Return the data configuration.

get_experiment_config() → Dict[str, Any]

Return the experiment configuration.

get_experiment_id() → int

Return the experiment ID of the current trial.

get_global_batch_size() → int

Return the global batch size.

get_hparam(name: str) → Any

Return the current value of the hyperparameter with the given name.

get_hparams() → Dict[str, Any]

Return a dictionary of hyperparameter names to values.

get_per_slot_batch_size() → int

Return the per-slot batch size. When a model is trained with a single GPU, this is equal to the global batch size. When multi-GPU training is used, this is equal to the global batch size divided by the number of GPUs used to train the model.

get_stop_requested() → bool

Return whether a trial stoppage has been requested.

get_trial_id() → int

Return the trial ID of the current trial.

set_stop_requested(stop_requested: bool) → None

Set a flag to request a trial stoppage. When this flag is set to True, we finish the step, checkpoint, then exit.

determined.TrialContext.distributed

class determined._train_context.DistributedContext(env: determined._env_context.EnvContext, hvd_config: determined.horovod.HorovodContext)

DistributedContext extends all TrialContexts and NativeContexts under the context.distributed namespace.

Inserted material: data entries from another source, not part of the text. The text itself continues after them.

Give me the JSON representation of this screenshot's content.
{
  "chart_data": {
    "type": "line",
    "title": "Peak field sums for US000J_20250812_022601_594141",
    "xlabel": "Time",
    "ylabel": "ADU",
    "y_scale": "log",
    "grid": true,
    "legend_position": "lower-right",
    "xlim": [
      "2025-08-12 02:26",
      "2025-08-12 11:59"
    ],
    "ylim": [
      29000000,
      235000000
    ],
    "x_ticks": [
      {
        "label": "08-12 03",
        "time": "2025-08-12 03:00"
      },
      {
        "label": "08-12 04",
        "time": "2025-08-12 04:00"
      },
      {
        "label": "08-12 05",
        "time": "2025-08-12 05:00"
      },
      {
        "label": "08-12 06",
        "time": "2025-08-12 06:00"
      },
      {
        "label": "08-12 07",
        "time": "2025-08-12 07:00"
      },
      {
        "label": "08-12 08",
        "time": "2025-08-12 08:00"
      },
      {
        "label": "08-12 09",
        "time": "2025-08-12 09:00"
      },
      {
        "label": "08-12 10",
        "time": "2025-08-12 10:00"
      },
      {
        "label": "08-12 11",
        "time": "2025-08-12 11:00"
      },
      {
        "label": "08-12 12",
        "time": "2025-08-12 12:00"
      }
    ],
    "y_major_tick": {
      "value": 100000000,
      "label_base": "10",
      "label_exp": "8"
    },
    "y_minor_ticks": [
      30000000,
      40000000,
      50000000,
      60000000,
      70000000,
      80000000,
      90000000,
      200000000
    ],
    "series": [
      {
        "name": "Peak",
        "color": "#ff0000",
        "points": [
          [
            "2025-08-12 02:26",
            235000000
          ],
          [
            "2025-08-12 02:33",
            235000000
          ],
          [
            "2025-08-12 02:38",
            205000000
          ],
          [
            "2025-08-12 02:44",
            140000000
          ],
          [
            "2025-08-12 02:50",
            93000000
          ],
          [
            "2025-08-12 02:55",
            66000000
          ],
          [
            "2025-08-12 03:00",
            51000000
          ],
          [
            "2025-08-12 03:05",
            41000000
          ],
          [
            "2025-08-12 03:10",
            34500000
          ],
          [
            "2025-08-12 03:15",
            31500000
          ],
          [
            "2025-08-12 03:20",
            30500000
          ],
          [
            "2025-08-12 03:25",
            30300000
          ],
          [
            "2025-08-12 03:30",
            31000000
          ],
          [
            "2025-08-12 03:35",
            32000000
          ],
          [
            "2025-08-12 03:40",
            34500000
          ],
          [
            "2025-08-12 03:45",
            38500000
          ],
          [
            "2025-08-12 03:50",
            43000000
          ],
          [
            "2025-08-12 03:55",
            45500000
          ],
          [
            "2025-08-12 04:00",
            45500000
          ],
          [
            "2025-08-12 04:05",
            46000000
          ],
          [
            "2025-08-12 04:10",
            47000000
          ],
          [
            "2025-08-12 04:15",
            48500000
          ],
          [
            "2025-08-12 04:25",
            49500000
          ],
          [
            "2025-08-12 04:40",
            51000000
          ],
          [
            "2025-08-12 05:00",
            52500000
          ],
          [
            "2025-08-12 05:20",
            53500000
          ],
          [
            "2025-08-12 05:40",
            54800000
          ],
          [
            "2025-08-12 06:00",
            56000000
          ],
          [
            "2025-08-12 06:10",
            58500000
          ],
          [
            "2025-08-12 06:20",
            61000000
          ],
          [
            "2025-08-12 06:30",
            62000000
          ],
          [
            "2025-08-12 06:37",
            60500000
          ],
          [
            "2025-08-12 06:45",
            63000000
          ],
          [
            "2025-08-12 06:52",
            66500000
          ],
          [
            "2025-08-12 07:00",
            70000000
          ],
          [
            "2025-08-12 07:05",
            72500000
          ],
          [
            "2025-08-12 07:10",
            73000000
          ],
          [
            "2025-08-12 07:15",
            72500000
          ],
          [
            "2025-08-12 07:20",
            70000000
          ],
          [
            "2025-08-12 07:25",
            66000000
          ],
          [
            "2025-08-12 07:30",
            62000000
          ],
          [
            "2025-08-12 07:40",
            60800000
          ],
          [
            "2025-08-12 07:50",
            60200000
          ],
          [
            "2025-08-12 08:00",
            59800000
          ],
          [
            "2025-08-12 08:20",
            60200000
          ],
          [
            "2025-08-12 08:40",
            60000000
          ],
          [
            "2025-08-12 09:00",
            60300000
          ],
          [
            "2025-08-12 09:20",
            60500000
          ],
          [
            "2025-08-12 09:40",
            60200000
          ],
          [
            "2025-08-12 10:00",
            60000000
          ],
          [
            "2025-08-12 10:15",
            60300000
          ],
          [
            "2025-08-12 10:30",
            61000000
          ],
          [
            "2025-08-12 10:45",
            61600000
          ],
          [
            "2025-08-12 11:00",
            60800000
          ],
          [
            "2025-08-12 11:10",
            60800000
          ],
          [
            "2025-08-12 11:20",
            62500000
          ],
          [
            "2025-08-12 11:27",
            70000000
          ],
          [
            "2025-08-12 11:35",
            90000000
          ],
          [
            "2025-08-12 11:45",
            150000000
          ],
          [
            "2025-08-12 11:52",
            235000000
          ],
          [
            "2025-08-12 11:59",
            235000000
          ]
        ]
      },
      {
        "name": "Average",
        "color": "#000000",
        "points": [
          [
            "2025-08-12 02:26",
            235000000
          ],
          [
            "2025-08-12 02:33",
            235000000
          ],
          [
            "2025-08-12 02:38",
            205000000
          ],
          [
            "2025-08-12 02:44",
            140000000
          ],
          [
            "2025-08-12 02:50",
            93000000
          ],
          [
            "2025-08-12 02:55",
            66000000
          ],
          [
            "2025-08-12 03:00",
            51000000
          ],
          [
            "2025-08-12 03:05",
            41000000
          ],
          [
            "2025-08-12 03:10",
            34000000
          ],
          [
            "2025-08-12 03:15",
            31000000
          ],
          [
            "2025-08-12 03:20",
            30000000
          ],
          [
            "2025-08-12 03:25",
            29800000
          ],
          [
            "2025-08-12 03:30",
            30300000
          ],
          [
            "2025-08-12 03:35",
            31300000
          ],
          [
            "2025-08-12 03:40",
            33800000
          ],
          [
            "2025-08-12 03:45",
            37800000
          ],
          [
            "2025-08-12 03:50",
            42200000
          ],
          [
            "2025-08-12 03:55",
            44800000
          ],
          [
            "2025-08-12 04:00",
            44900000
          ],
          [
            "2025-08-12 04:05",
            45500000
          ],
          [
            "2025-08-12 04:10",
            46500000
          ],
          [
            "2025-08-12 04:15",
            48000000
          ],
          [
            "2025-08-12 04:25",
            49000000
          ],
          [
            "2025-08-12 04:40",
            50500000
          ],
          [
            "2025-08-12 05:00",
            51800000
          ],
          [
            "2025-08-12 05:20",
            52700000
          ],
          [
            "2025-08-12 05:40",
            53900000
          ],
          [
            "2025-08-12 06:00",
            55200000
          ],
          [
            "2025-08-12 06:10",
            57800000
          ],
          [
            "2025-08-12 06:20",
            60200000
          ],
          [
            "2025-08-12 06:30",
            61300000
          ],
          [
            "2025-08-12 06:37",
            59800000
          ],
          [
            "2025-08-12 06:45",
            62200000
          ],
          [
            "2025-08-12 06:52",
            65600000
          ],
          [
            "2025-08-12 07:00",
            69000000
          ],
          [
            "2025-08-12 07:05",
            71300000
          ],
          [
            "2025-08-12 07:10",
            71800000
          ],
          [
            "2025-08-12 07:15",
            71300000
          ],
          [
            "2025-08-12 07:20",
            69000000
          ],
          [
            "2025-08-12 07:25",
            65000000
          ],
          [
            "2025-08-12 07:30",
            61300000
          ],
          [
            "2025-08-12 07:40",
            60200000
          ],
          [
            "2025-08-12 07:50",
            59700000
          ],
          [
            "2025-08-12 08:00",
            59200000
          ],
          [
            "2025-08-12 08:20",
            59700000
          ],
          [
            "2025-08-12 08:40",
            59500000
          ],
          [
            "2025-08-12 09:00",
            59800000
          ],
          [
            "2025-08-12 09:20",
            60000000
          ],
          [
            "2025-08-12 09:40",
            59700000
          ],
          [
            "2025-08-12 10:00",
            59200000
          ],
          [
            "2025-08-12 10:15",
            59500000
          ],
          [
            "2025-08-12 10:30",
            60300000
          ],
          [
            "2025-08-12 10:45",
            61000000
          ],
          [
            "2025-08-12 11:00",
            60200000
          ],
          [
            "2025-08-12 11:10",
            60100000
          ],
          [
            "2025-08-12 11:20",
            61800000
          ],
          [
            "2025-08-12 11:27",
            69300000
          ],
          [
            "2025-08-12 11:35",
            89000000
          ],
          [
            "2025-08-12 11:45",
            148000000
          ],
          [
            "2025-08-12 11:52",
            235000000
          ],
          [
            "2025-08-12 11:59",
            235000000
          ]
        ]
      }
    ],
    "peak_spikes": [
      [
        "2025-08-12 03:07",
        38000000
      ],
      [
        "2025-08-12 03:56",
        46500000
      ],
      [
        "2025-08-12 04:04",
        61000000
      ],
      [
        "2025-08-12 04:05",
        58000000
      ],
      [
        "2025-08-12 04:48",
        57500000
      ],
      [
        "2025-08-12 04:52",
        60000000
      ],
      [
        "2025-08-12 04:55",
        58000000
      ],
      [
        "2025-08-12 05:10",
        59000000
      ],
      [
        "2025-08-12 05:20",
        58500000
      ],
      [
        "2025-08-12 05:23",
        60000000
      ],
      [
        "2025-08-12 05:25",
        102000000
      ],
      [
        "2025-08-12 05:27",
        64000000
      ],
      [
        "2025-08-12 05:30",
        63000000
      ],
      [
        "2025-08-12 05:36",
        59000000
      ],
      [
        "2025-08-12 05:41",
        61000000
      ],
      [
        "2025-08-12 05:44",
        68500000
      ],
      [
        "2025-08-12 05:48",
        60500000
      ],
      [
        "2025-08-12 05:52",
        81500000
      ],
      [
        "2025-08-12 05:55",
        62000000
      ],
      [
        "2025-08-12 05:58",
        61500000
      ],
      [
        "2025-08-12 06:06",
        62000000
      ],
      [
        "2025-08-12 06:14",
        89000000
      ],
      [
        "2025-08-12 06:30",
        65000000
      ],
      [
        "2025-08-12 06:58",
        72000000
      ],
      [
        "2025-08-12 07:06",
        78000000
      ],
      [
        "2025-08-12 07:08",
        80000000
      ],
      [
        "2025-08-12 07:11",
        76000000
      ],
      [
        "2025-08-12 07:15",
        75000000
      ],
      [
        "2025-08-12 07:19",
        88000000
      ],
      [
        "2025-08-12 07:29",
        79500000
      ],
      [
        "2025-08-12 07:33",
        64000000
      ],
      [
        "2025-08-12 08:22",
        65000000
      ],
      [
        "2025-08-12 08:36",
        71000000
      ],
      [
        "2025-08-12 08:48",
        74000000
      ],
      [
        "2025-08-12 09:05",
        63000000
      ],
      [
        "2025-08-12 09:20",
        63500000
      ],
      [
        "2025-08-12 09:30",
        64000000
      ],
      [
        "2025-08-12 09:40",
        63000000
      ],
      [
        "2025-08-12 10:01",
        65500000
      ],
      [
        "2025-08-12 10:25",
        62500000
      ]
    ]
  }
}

It provides useful methods for effective distributed training.

get_rank() → int

Return the rank of the process in the trial. The rank of a process is a unique ID within the trial; that is, no two processes in the same trial will be assigned the same rank.

get_local_rank() → int

Return the rank of the process on the agent. The local rank of a process is a unique ID within a given agent and trial; that is, no two processes in the same trial that are executing on the same agent will be assigned the same rank.

get_size() → int

Return the number of slots this trial is running on.

get_num_agents() → int

Return the number of agents this trial is running on.